Using Unicode strings
The story changes when we use unicode strings. I believe I have to convert the numpy array to an object
data type to properly add its type for Cython.
@cython.wraparound(False)
@cython.boundscheck(False)
def unique_cython_str(ndarray[object] a):
cdef int i
cdef int n = len(a)
cdef set s = set()
for i in range(n):
s.add(a[i])
return s
And again I tried an unordered_set
from c++
@cython.wraparound(False)
@cython.boundscheck(False)
def unique_cpp_str(ndarray[object] a):
cdef int i
cdef int n = len(a)
cdef unordered_set[string] s
for i in range(n):
s.insert(a[i])
return s
Performance
Create an array of 1 million strings with 1,000 distinct values
s_1000 = []
for i in range(1000):
s = np.random.choice(list('abcdef'), np.random.randint(5, 50))
s_1000.append(''.join(s))
s_all = np.random.choice(s_1000, 1000000)
# s_all has numpy unicode as its data type. Must convert to object
s_unicode_obj = s_all.astype('O')
# c++ does not easily handle unicode. Convert to bytes and then to object
s_bytes_obj = s_all.astype('S').astype('O')
# Pure Python
%timeit set(s_all)
451 ms ± 5.94 ms per loop (mean ± std. dev. of 7 runs, 1 loop each)
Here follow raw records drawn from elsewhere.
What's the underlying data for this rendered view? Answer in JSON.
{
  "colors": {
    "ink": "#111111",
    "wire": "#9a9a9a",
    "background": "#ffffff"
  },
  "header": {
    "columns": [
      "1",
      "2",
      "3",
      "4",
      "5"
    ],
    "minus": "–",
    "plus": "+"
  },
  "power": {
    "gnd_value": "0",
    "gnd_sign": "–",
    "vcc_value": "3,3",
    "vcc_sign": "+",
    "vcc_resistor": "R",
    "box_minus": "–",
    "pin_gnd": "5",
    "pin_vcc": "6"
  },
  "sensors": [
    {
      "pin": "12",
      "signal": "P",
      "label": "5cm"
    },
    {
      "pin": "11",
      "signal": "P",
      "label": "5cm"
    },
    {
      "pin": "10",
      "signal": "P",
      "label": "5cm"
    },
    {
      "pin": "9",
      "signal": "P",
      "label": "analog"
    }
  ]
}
%timeit set(s_unicode_obj)
71.9 ms ± 5.91 ms per loop (mean ± std. dev. of 7 runs, 10 loops each)
# using set on a list
s_list = s_all.tolist()
%timeit set(s_list)
63.1 ms ± 7.38 ms per loop (mean ± std. dev. of 7 runs, 10 loops each)
# NumPy
%timeit np.unique(s_unicode_obj)
1.69 s ± 97.5 ms per loop (mean ± std. dev. of 7 runs, 1 loop each)
%timeit np.unique(s_all)
633 ms ± 3.99 ms per loop (mean ± std. dev. of 7 runs, 1 loop each)
# Pandas
%timeit pd.unique(s_unicode_obj)
97.6 ms ± 6.61 ms per loop (mean ± std. dev. of 7 runs, 10 loops each)
# Cython
%timeit unique_cython_str(s_unicode_obj)
60 ms ± 5.81 ms per loop (mean ± std. dev. of 7 runs, 10 loops each)
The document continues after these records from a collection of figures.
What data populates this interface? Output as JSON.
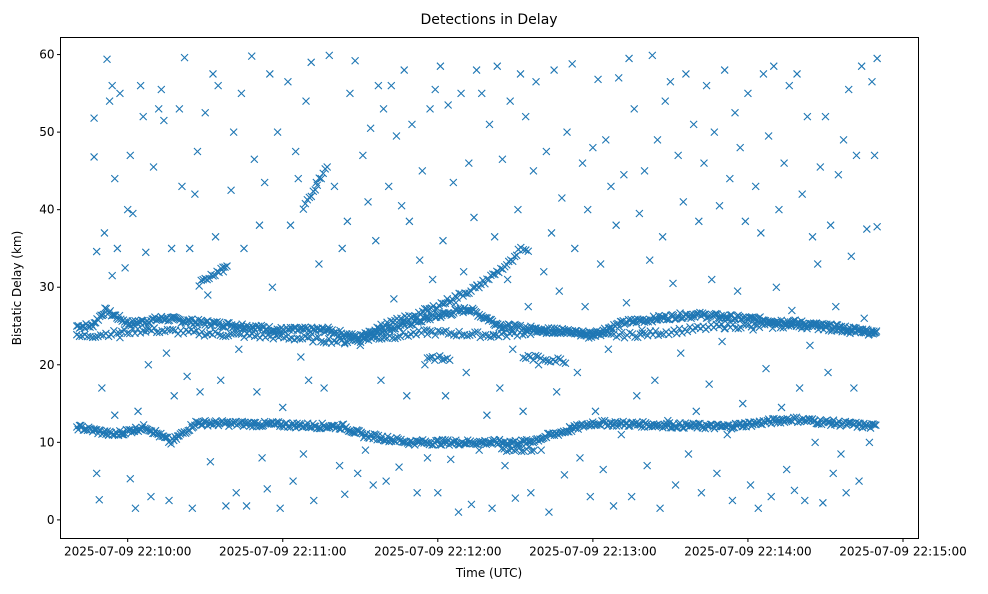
{
  "chart_data": {
    "type": "scatter",
    "title": "Detections in Delay",
    "xlabel": "Time (UTC)",
    "ylabel": "Bistatic Delay (km)",
    "marker": "x",
    "color": "#1f77b4",
    "x_unit": "seconds after 2025-07-09 22:10:00",
    "xlim": [
      -26,
      306
    ],
    "ylim": [
      -2.4,
      62.2
    ],
    "xticks": [
      {
        "value": 0,
        "label": "2025-07-09 22:10:00"
      },
      {
        "value": 60,
        "label": "2025-07-09 22:11:00"
      },
      {
        "value": 120,
        "label": "2025-07-09 22:12:00"
      },
      {
        "value": 180,
        "label": "2025-07-09 22:13:00"
      },
      {
        "value": 240,
        "label": "2025-07-09 22:14:00"
      },
      {
        "value": 300,
        "label": "2025-07-09 22:15:00"
      }
    ],
    "yticks": [
      0,
      10,
      20,
      30,
      40,
      50,
      60
    ],
    "grid": false,
    "tracks": [
      {
        "name": "track-25km",
        "step": 0.8,
        "vertices": [
          [
            -12,
            25
          ],
          [
            -3,
            25
          ],
          [
            5,
            27
          ],
          [
            20,
            25.3
          ],
          [
            40,
            26
          ],
          [
            60,
            25.5
          ],
          [
            90,
            25
          ],
          [
            110,
            24.5
          ],
          [
            140,
            24.5
          ],
          [
            158,
            23.5
          ],
          [
            175,
            24.5
          ],
          [
            200,
            26
          ],
          [
            225,
            27.2
          ],
          [
            245,
            25
          ],
          [
            270,
            24.5
          ],
          [
            300,
            24
          ],
          [
            320,
            25.5
          ],
          [
            360,
            26.5
          ],
          [
            390,
            26
          ],
          [
            420,
            25.5
          ],
          [
            460,
            24.5
          ],
          [
            472,
            24.2
          ]
        ]
      },
      {
        "name": "track-24km",
        "step": 1.6,
        "vertices": [
          [
            -12,
            23.6
          ],
          [
            30,
            24.5
          ],
          [
            70,
            24
          ],
          [
            110,
            23.6
          ],
          [
            150,
            23
          ],
          [
            200,
            24.2
          ],
          [
            240,
            23.8
          ],
          [
            280,
            24.5
          ],
          [
            300,
            23.7
          ],
          [
            330,
            23.9
          ],
          [
            380,
            25
          ],
          [
            430,
            25
          ],
          [
            472,
            24
          ]
        ]
      },
      {
        "name": "track-12km",
        "step": 0.8,
        "vertices": [
          [
            -12,
            12
          ],
          [
            10,
            11
          ],
          [
            30,
            12
          ],
          [
            45,
            10
          ],
          [
            60,
            12.5
          ],
          [
            110,
            12.3
          ],
          [
            150,
            12
          ],
          [
            160,
            11
          ],
          [
            190,
            10
          ],
          [
            230,
            10
          ],
          [
            260,
            10
          ],
          [
            300,
            12.5
          ],
          [
            380,
            12
          ],
          [
            420,
            13
          ],
          [
            472,
            12
          ]
        ]
      },
      {
        "name": "track-rising-a",
        "step": 1.2,
        "vertices": [
          [
            160,
            24
          ],
          [
            200,
            27
          ],
          [
            230,
            30
          ],
          [
            255,
            34
          ]
        ]
      },
      {
        "name": "track-rising-b",
        "step": 1.2,
        "vertices": [
          [
            125,
            40
          ],
          [
            140,
            46
          ]
        ]
      },
      {
        "name": "track-rising-c",
        "step": 1.2,
        "vertices": [
          [
            62,
            30.5
          ],
          [
            80,
            33
          ]
        ]
      },
      {
        "name": "track-20km-a",
        "step": 1.5,
        "vertices": [
          [
            200,
            21
          ],
          [
            215,
            20.6
          ]
        ]
      },
      {
        "name": "track-20km-b",
        "step": 1.5,
        "vertices": [
          [
            258,
            21
          ],
          [
            285,
            20.5
          ]
        ]
      },
      {
        "name": "track-9km",
        "step": 1.5,
        "vertices": [
          [
            245,
            9.2
          ],
          [
            265,
            9.1
          ]
        ]
      },
      {
        "name": "track-35km",
        "step": 1.5,
        "vertices": [
          [
            255,
            35
          ],
          [
            262,
            34.6
          ]
        ]
      }
    ],
    "points": [
      [
        -13,
        51.8
      ],
      [
        -13,
        46.8
      ],
      [
        -12,
        34.6
      ],
      [
        -12,
        6
      ],
      [
        -11,
        2.6
      ],
      [
        -10,
        17
      ],
      [
        -9,
        37
      ],
      [
        -8,
        59.4
      ],
      [
        -7,
        54
      ],
      [
        -6,
        56
      ],
      [
        -6,
        31.5
      ],
      [
        -5,
        44
      ],
      [
        -5,
        13.5
      ],
      [
        -4,
        35
      ],
      [
        -3,
        55
      ],
      [
        -3,
        23.5
      ],
      [
        -2,
        11
      ],
      [
        -1,
        32.5
      ],
      [
        0,
        40
      ],
      [
        1,
        47
      ],
      [
        1,
        5.3
      ],
      [
        2,
        39.5
      ],
      [
        3,
        1.5
      ],
      [
        4,
        14
      ],
      [
        5,
        56
      ],
      [
        6,
        52
      ],
      [
        7,
        34.5
      ],
      [
        8,
        20
      ],
      [
        9,
        3
      ],
      [
        10,
        45.5
      ],
      [
        12,
        53
      ],
      [
        13,
        55.5
      ],
      [
        14,
        51.5
      ],
      [
        15,
        21.5
      ],
      [
        16,
        2.5
      ],
      [
        17,
        35
      ],
      [
        18,
        16
      ],
      [
        20,
        53
      ],
      [
        21,
        43
      ],
      [
        22,
        59.6
      ],
      [
        23,
        18.5
      ],
      [
        24,
        35
      ],
      [
        25,
        1.5
      ],
      [
        26,
        42
      ],
      [
        27,
        47.5
      ],
      [
        28,
        16.5
      ],
      [
        30,
        52.5
      ],
      [
        31,
        29
      ],
      [
        32,
        7.5
      ],
      [
        33,
        57.5
      ],
      [
        34,
        36.5
      ],
      [
        35,
        56
      ],
      [
        36,
        18
      ],
      [
        37,
        32
      ],
      [
        38,
        1.8
      ],
      [
        40,
        42.5
      ],
      [
        41,
        50
      ],
      [
        42,
        3.5
      ],
      [
        43,
        22
      ],
      [
        44,
        55
      ],
      [
        45,
        35
      ],
      [
        46,
        1.8
      ],
      [
        48,
        59.8
      ],
      [
        49,
        46.5
      ],
      [
        50,
        16.5
      ],
      [
        51,
        38
      ],
      [
        52,
        8
      ],
      [
        53,
        43.5
      ],
      [
        54,
        4
      ],
      [
        55,
        57.5
      ],
      [
        56,
        30
      ],
      [
        58,
        50
      ],
      [
        59,
        1.5
      ],
      [
        60,
        14.5
      ],
      [
        62,
        56.5
      ],
      [
        63,
        38
      ],
      [
        64,
        5
      ],
      [
        65,
        47.5
      ],
      [
        66,
        44
      ],
      [
        67,
        21
      ],
      [
        68,
        8.5
      ],
      [
        69,
        54
      ],
      [
        70,
        18
      ],
      [
        71,
        59
      ],
      [
        72,
        2.5
      ],
      [
        73,
        43.5
      ],
      [
        74,
        33
      ],
      [
        76,
        17
      ],
      [
        78,
        59.9
      ],
      [
        80,
        43
      ],
      [
        82,
        7
      ],
      [
        83,
        35
      ],
      [
        84,
        3.3
      ],
      [
        85,
        38.5
      ],
      [
        86,
        55
      ],
      [
        88,
        59.2
      ],
      [
        89,
        6
      ],
      [
        90,
        22.5
      ],
      [
        91,
        47
      ],
      [
        92,
        9
      ],
      [
        93,
        41
      ],
      [
        94,
        50.5
      ],
      [
        95,
        4.5
      ],
      [
        96,
        36
      ],
      [
        97,
        56
      ],
      [
        98,
        18
      ],
      [
        99,
        53
      ],
      [
        100,
        5
      ],
      [
        101,
        43
      ],
      [
        102,
        56
      ],
      [
        103,
        28.5
      ],
      [
        104,
        49.5
      ],
      [
        105,
        6.8
      ],
      [
        106,
        40.5
      ],
      [
        107,
        58
      ],
      [
        108,
        16
      ],
      [
        109,
        38.5
      ],
      [
        110,
        51
      ],
      [
        112,
        3.5
      ],
      [
        113,
        33.5
      ],
      [
        114,
        45
      ],
      [
        115,
        20
      ],
      [
        116,
        8
      ],
      [
        117,
        53
      ],
      [
        118,
        31
      ],
      [
        119,
        55.5
      ],
      [
        120,
        3.5
      ],
      [
        121,
        58.5
      ],
      [
        122,
        36
      ],
      [
        123,
        16
      ],
      [
        124,
        53.5
      ],
      [
        125,
        7.8
      ],
      [
        126,
        43.5
      ],
      [
        127,
        28
      ],
      [
        128,
        1
      ],
      [
        129,
        55
      ],
      [
        130,
        32
      ],
      [
        131,
        19
      ],
      [
        132,
        46
      ],
      [
        133,
        2
      ],
      [
        134,
        39
      ],
      [
        135,
        58
      ],
      [
        136,
        9
      ],
      [
        137,
        55
      ],
      [
        138,
        26
      ],
      [
        139,
        13.5
      ],
      [
        140,
        51
      ],
      [
        141,
        1.5
      ],
      [
        142,
        36.5
      ],
      [
        143,
        58.5
      ],
      [
        144,
        17
      ],
      [
        145,
        46.5
      ],
      [
        146,
        7
      ],
      [
        147,
        31
      ],
      [
        148,
        54
      ],
      [
        149,
        22
      ],
      [
        150,
        2.8
      ],
      [
        151,
        40
      ],
      [
        152,
        57.5
      ],
      [
        153,
        14
      ],
      [
        154,
        52
      ],
      [
        155,
        27.5
      ],
      [
        156,
        3.5
      ],
      [
        157,
        45
      ],
      [
        158,
        56.5
      ],
      [
        159,
        20
      ],
      [
        160,
        9
      ],
      [
        161,
        32
      ],
      [
        162,
        47.5
      ],
      [
        163,
        1
      ],
      [
        164,
        37
      ],
      [
        165,
        58
      ],
      [
        166,
        16.5
      ],
      [
        167,
        29.5
      ],
      [
        168,
        41.5
      ],
      [
        169,
        5.8
      ],
      [
        170,
        50
      ],
      [
        171,
        12
      ],
      [
        172,
        58.8
      ],
      [
        173,
        35
      ],
      [
        174,
        19
      ],
      [
        175,
        8
      ],
      [
        176,
        46
      ],
      [
        177,
        27.5
      ],
      [
        178,
        40
      ],
      [
        179,
        3
      ],
      [
        180,
        48
      ],
      [
        181,
        14
      ],
      [
        182,
        56.8
      ],
      [
        183,
        33
      ],
      [
        184,
        6.5
      ],
      [
        185,
        49
      ],
      [
        186,
        22
      ],
      [
        187,
        43
      ],
      [
        188,
        1.8
      ],
      [
        189,
        38
      ],
      [
        190,
        57
      ],
      [
        191,
        11
      ],
      [
        192,
        44.5
      ],
      [
        193,
        28
      ],
      [
        194,
        59.5
      ],
      [
        195,
        3
      ],
      [
        196,
        53
      ],
      [
        197,
        16
      ],
      [
        198,
        39.5
      ],
      [
        199,
        24.5
      ],
      [
        200,
        45
      ],
      [
        201,
        7
      ],
      [
        202,
        33.5
      ],
      [
        203,
        59.9
      ],
      [
        204,
        18
      ],
      [
        205,
        49
      ],
      [
        206,
        1.5
      ],
      [
        207,
        36.5
      ],
      [
        208,
        54
      ],
      [
        209,
        12.8
      ],
      [
        210,
        56.5
      ],
      [
        211,
        30.5
      ],
      [
        212,
        4.5
      ],
      [
        213,
        47
      ],
      [
        214,
        21.5
      ],
      [
        215,
        41
      ],
      [
        216,
        57.5
      ],
      [
        217,
        8.5
      ],
      [
        218,
        26
      ],
      [
        219,
        51
      ],
      [
        220,
        14
      ],
      [
        221,
        38.5
      ],
      [
        222,
        3.5
      ],
      [
        223,
        46
      ],
      [
        224,
        56
      ],
      [
        225,
        17.5
      ],
      [
        226,
        31
      ],
      [
        227,
        50
      ],
      [
        228,
        6
      ],
      [
        229,
        40.5
      ],
      [
        230,
        23
      ],
      [
        231,
        58
      ],
      [
        232,
        11
      ],
      [
        233,
        44
      ],
      [
        234,
        2.5
      ],
      [
        235,
        52.5
      ],
      [
        236,
        29.5
      ],
      [
        237,
        48
      ],
      [
        238,
        15
      ],
      [
        239,
        38.5
      ],
      [
        240,
        55
      ],
      [
        241,
        4.5
      ],
      [
        242,
        24.5
      ],
      [
        243,
        43
      ],
      [
        244,
        1.5
      ],
      [
        245,
        37
      ],
      [
        246,
        57.5
      ],
      [
        247,
        19.5
      ],
      [
        248,
        49.5
      ],
      [
        249,
        3
      ],
      [
        250,
        58.5
      ],
      [
        251,
        30
      ],
      [
        252,
        40
      ],
      [
        253,
        14.5
      ],
      [
        254,
        46
      ],
      [
        255,
        6.5
      ],
      [
        256,
        56
      ],
      [
        257,
        27
      ],
      [
        258,
        3.8
      ],
      [
        259,
        57.5
      ],
      [
        260,
        17
      ],
      [
        261,
        42
      ],
      [
        262,
        2.5
      ],
      [
        263,
        52
      ],
      [
        264,
        22.5
      ],
      [
        265,
        36.5
      ],
      [
        266,
        10
      ],
      [
        267,
        33
      ],
      [
        268,
        45.5
      ],
      [
        269,
        2.2
      ],
      [
        270,
        52
      ],
      [
        271,
        19
      ],
      [
        272,
        38
      ],
      [
        273,
        6
      ],
      [
        274,
        27.5
      ],
      [
        275,
        44.5
      ],
      [
        276,
        8.5
      ],
      [
        277,
        49
      ],
      [
        278,
        3.5
      ],
      [
        279,
        55.5
      ],
      [
        280,
        34
      ],
      [
        281,
        17
      ],
      [
        282,
        47
      ],
      [
        283,
        5
      ],
      [
        284,
        58.5
      ],
      [
        285,
        26
      ],
      [
        286,
        37.5
      ],
      [
        287,
        10
      ],
      [
        288,
        56.5
      ],
      [
        289,
        47
      ],
      [
        290,
        59.5
      ],
      [
        290,
        37.8
      ]
    ]
  }
}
# Cython - c++ unordered_set
%timeit unique_cpp_str2(s_bytes_obj)
247 ms ± 8.45 ms per loop (mean ± std. dev. of 7 runs, 1 loop each)
Discussion
So, it appears that Python's set outperforms pandas for unicode strings but not on integers. And again, iterating through the array in Cython doesn't really help us at all.
Cheating with integers
It's possible to circumvent sets if you know the range of your integers isn't too crazy. You can simply create a second array of all zeros/False
and turn their position True
when you encounter each one and append that number to a list. This is extremely fast since no hashing is done.
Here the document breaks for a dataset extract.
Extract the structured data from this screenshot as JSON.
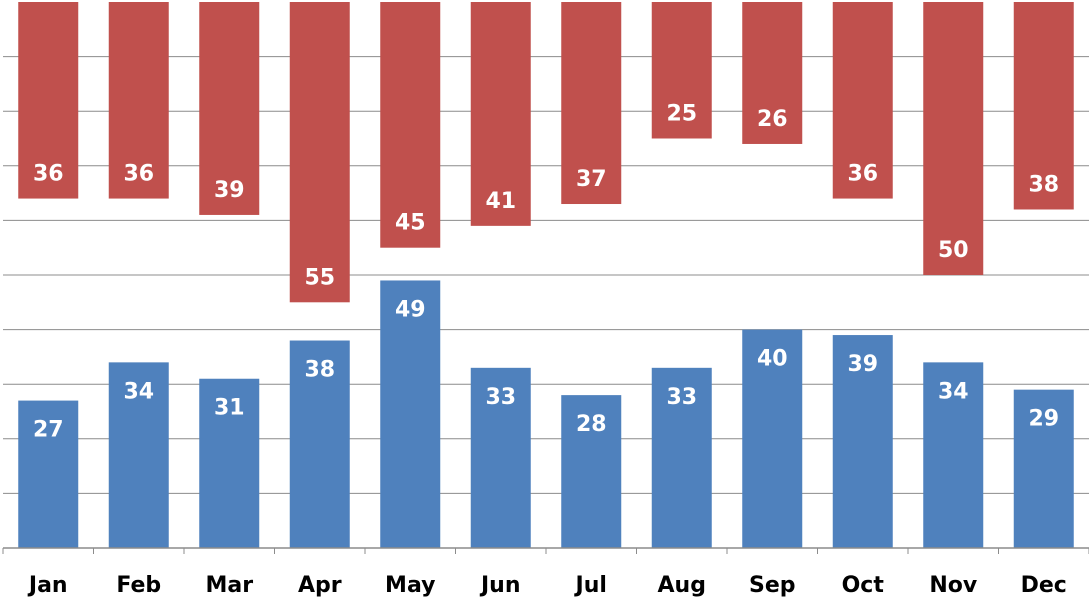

The following works for positive integer arrays. If you had negative integers, you would have to add a constant to shift the numbers up to 0.
@cython.wraparound(False)
@cython.boundscheck(False)
def unique_bounded(ndarray[np.int64_t] a):
cdef int i, n = len(a)
cdef ndarray[np.uint8_t, cast=True] unique = np.zeros(n, dtype=bool)
cdef list result = []
for i in range(n):
if not unique[a[i]]:
unique[a[i]] = True
result.append(a[i])
return result
%timeit unique_bounded(a)
1.18 ms ± 21.3 µs per loop (mean ± std. dev. of 7 runs, 1000 loops each)
The downside is of course memory usage since your largest integer could force an extremely large array. But this method could work for floats too if you knew precisely how many significant digits each number had.
Summary
Integers 50 unique of 1,000,000 total
- Pandas - 5 ms
- Python set of list - 10 ms
- Cython set - 13 ms
- 'Cheating' with integers - 1.2 ms
Strings 1,000 unique of 1,000,000 total
- Cython set - 60 ms
- Python set of list - 63 ms
- Pandas - 98 ms
Appreciate all the help making these faster.